Why This Cannot Be Replicated in ChatGPT or Claude Alone
You cannot reproduce this experiment by pasting a prompt into ChatGPT or Claude. Here's why:
No access to real-time market data
ChatGPT and Claude do not have access to live price feeds, broker candle data, or real-time economic calendar releases. The ~100K token data packet is assembled by SkyAnalyst AI from live broker APIs, structured and formatted specifically for LLM consumption.

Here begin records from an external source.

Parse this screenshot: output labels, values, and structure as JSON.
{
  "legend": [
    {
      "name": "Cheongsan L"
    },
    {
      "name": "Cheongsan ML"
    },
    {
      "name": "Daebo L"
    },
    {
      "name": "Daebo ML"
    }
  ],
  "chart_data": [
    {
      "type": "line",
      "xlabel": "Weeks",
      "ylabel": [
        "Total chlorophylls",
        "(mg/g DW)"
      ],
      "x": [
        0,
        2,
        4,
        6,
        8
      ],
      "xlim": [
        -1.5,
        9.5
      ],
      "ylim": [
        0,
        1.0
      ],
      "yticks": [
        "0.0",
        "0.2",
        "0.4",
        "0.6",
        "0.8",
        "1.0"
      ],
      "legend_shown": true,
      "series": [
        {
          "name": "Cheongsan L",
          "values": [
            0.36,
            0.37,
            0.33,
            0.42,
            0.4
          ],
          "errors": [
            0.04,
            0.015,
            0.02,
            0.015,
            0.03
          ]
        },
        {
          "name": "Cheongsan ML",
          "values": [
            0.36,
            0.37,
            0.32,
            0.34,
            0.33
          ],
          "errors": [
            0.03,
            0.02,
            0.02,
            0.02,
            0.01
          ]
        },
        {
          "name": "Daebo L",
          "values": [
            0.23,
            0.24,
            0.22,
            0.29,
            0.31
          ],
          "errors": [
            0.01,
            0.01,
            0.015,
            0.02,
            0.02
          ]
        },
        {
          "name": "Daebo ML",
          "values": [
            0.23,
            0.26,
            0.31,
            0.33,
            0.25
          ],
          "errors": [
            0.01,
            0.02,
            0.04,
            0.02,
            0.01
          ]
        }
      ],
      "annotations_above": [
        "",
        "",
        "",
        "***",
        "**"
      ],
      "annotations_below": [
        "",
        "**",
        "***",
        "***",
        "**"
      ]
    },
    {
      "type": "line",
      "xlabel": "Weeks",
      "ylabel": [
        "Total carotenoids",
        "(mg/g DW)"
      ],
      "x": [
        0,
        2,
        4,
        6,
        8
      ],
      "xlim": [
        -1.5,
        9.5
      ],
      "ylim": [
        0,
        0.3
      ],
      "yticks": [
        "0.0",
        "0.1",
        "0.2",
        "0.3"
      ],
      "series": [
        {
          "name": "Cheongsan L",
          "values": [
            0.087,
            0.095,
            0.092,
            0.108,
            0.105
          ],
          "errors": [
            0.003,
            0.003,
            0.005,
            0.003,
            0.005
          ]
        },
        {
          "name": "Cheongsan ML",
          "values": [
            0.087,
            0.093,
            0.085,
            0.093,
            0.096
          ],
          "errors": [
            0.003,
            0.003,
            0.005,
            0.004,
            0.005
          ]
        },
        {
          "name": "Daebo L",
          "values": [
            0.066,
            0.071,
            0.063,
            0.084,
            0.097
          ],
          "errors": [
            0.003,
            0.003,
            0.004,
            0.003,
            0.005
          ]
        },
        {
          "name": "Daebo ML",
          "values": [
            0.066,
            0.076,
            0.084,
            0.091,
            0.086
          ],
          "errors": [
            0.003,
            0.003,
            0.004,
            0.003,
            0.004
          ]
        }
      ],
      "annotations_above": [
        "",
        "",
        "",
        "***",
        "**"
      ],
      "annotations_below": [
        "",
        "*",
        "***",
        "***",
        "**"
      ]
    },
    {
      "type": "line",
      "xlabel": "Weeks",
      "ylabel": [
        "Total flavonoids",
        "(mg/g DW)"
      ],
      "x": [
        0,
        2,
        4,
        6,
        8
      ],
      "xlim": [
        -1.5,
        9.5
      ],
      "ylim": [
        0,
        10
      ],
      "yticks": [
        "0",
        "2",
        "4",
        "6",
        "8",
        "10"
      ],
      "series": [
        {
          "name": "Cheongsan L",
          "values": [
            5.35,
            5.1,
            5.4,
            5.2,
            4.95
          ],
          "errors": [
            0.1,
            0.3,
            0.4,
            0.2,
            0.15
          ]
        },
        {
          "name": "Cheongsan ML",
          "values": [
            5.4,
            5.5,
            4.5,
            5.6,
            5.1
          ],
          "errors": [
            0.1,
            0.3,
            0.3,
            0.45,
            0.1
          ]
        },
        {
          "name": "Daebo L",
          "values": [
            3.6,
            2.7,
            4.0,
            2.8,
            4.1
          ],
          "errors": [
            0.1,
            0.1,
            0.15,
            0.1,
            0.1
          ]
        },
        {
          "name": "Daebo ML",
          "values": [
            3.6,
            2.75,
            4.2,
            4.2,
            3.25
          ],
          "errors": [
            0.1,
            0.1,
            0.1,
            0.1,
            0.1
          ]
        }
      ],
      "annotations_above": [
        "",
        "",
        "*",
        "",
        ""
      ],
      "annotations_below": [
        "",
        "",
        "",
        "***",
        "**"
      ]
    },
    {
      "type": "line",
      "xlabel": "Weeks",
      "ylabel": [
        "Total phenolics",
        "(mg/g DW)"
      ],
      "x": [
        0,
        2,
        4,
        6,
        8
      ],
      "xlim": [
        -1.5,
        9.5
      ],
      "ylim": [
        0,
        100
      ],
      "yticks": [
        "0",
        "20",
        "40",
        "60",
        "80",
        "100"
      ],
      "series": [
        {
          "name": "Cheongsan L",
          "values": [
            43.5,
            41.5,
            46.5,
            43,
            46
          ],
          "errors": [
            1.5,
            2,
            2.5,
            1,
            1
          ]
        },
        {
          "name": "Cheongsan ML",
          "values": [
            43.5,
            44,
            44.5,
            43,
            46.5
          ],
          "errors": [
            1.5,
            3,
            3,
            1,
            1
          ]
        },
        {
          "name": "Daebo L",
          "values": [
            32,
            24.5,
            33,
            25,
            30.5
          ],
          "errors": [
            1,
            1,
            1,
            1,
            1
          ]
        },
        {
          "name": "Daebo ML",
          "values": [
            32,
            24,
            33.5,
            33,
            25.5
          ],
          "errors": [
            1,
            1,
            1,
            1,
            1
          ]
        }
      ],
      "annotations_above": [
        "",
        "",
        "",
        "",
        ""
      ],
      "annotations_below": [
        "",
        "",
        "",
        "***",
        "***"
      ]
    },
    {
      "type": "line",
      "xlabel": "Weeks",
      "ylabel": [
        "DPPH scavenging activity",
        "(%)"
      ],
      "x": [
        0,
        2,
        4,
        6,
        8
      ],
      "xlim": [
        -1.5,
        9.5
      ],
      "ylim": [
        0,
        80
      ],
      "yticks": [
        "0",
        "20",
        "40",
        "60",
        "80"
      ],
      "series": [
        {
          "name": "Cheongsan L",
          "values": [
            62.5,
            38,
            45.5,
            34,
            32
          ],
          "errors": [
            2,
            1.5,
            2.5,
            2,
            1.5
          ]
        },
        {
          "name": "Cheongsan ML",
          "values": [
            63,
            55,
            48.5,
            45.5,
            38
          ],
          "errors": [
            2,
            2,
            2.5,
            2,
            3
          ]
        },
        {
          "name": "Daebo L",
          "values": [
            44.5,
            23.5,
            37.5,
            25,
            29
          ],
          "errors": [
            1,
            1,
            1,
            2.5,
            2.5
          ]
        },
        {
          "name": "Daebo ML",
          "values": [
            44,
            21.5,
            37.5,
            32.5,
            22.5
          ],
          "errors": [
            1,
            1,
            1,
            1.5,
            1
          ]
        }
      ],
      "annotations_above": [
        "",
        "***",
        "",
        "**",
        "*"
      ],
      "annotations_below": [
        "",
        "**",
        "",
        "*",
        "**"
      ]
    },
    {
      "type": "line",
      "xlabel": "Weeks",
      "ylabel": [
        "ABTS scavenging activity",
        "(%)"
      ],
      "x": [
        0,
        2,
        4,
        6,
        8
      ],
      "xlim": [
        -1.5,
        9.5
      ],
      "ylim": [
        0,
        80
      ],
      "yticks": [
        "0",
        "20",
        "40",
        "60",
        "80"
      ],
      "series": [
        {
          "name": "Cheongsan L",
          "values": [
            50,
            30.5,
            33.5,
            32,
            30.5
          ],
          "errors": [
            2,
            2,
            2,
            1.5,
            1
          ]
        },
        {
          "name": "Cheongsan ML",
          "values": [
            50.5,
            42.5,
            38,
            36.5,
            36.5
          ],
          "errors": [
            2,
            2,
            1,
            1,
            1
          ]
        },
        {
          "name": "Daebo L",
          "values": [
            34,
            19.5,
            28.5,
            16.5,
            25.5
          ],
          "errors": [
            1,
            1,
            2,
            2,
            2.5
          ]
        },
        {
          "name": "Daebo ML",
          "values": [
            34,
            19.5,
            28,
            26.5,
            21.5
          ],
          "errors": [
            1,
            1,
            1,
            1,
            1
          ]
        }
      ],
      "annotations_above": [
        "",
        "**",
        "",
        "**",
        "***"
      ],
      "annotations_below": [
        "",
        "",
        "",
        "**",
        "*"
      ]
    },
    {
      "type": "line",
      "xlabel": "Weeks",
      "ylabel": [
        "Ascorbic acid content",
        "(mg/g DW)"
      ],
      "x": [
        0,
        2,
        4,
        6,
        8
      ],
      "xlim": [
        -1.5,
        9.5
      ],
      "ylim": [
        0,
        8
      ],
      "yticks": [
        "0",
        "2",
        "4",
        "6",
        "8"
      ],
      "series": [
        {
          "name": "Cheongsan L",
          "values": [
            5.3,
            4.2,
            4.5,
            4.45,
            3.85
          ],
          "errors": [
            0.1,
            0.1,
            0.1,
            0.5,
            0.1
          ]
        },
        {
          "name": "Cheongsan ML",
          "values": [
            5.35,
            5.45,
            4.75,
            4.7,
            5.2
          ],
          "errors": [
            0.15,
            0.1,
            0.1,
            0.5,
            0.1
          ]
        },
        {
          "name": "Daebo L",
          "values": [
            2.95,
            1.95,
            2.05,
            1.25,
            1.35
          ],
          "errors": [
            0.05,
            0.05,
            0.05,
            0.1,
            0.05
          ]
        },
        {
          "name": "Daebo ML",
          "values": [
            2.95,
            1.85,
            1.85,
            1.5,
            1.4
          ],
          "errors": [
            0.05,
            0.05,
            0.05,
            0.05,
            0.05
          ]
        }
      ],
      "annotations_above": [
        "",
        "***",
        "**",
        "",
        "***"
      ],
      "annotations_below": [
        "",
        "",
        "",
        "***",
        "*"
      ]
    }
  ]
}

No AI agent pre-processing layer
The Macro Analysis Agent and Trend Authority Agent are proprietary SkyAnalyst AI systems that run independently before the trading model sees the data. These agents provide the bias, confidence, regime classification, and tradeability scores that form the foundation of every analysis. Without them, the model is working blind.
No broker bridge for live execution
Analysis without execution is academic. The SkyAnalyst Proprietary Trading Bridge connects directly to cTrader and MT5 on Pepperstone Markets, translating the model's trade signals into real orders with proper lot sizing, stop loss, and take profit levels — executed in milliseconds. This is the difference between a research paper and a live trading system.
No real-time monitoring and entry timing
After the model identifies a setup, SkyAnalyst AI continuously monitors price action in real-time, waiting for the exact entry trigger conditions to be met. The model evaluates each new candle against its setup criteria and issues an entry signal only when conditions align. This monitoring loop cannot happen in a chat interface.
The importance of executing in a real broker environment — even on demo accounts — cannot be overstated. It forces the system to deal with real spreads, real slippage, real market gaps, and real execution timing. A backtest can always be curve-fit. A live demo account operating under real market conditions cannot.
Constraints & Risk Management
Trading Window
8:00–11:00 AM EST daily
Starting Balance
$50,000 per model
Risk Per Trade
1% of account equity
Minimum R:R
1.5:1 or no trade
News Exclusion
No entries within 15 min of high-impact events
Execution
SkyAnalyst Proprietary Trading Bridge → cTrader / MT5 on Pepperstone
Additional risk controls:
- Stop placement is structural, scaled to current volatility via ATR
- If VIX is elevated, position size is reduced per Trend Agent recommendation
- If structural stop exceeds Trend Agent invalidation level, setup is skipped
- If volatility makes R:R unworkable at structural stop levels, No Trade
- A “no-trade” decision is a valid, scored action
How Trades Are Scored
Performance is evaluated across five dimensions:
Total P&L
Absolute dollar and percentage return on the $50K account
Win Rate
Percentage of trades closed in profit
Max Drawdown
Largest peak-to-trough decline during the competition
Risk-Adjusted Return
Sharpe-like ratio measuring return per unit of risk taken
Consistency
Performance stability across trading days — penalizes boom/bust patterns
Transparency & Disclosures
This experiment is conducted by The AI Trading Benchmark, with trading infrastructure provided by SkyAnalyst AI (a product of SkyWeaver Trading LLC) and trade execution hosted by Pepperstone Markets. This is an independent research initiative. Results are published transparently regardless of outcome.
Claude is a trademark of Anthropic. GPT is a trademark of OpenAI. This experiment is independent and not endorsed by either company.
Trading involves risk. This experiment uses demo accounts and is conducted for educational and research purposes. Past performance — including results from this experiment — does not guarantee future results. Nothing published on this site constitutes financial advice.